I don't trust any single bit of "it's coming" from Intel after the 7 years delay of their 10nm node and their disappointing 7 one. 7 years is a disaster and a dead sentence in this business.

They aren't the new IBM/Oracle yet, but they need a bet that doesn't depend on their manufacturing capabilities.

Well "Intel 7" is the same node as 10nm, so it's one big failure rather than two.
I have a hard time excepting that my 32 thread laptop CPU is a big failure. It is the best I've ever used.
It's the production process that's a big failure. You should have had a similar CPU generations earlier.

And my understanding is that AMD is currently much better when you have a low power budget: https://images.anandtech.com/graphs/graph17641/130507.png https://www.anandtech.com/show/17641/lighter-touch-cpu-power... (I know those are the desktop versions and that's all AMD has, but by the time you're looking at cooling 50-150 watts the socket isn't very important.) (Also Intel claims their lowest-wattage 8+16 core, by a huge margin, is a desktop model.)

Yeah. I am excited about Intel's products, but you can't trust their timetables as far as you can throw them.
3nm is HARD. Everybody will fumble. TSMC is fumbling now and Intel will fumble it later. 2nm, 1nm will be even harder and expect more fumbling.
>TSMC is fumbling now

That is what mainstream / Apple centric media wants to tell / sell that story.
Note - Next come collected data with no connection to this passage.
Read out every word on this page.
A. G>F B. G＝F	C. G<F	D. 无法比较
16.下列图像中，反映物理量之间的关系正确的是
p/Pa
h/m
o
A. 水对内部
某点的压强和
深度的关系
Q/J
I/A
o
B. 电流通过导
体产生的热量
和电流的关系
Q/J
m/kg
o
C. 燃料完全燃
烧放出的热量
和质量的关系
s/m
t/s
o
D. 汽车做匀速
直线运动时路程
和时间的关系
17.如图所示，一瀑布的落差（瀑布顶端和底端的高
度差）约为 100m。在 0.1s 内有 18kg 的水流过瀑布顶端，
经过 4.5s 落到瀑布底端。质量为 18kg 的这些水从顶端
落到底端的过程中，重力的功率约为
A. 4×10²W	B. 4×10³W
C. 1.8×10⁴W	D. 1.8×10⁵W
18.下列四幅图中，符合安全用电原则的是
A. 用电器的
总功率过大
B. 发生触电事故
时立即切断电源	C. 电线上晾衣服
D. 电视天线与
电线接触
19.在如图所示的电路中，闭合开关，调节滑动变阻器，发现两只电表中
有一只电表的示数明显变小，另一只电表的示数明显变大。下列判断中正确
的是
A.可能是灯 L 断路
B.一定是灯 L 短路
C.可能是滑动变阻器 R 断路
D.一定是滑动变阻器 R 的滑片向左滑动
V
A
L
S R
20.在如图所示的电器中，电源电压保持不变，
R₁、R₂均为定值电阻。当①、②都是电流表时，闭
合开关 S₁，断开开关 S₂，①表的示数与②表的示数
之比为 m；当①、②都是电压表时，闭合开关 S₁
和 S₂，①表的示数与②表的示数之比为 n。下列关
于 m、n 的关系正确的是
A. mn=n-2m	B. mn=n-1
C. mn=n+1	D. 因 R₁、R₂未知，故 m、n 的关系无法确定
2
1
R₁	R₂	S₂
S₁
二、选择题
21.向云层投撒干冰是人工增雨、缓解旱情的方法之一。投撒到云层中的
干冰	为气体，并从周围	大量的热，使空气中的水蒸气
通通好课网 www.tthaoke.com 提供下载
3nm should be (small) enough for anybody...
Are they doing Intel 7+ or something?

The only refresh I heard of is the Raptor Lake CPU refresh which will be Intel’s 14th gen CPUs - which might enable some features like the Digital Linear Voltage Regulator (DLVR) that were disabled due to bugs in the 13th gen CPUs; DLVR could potentially significantly reduce power draw.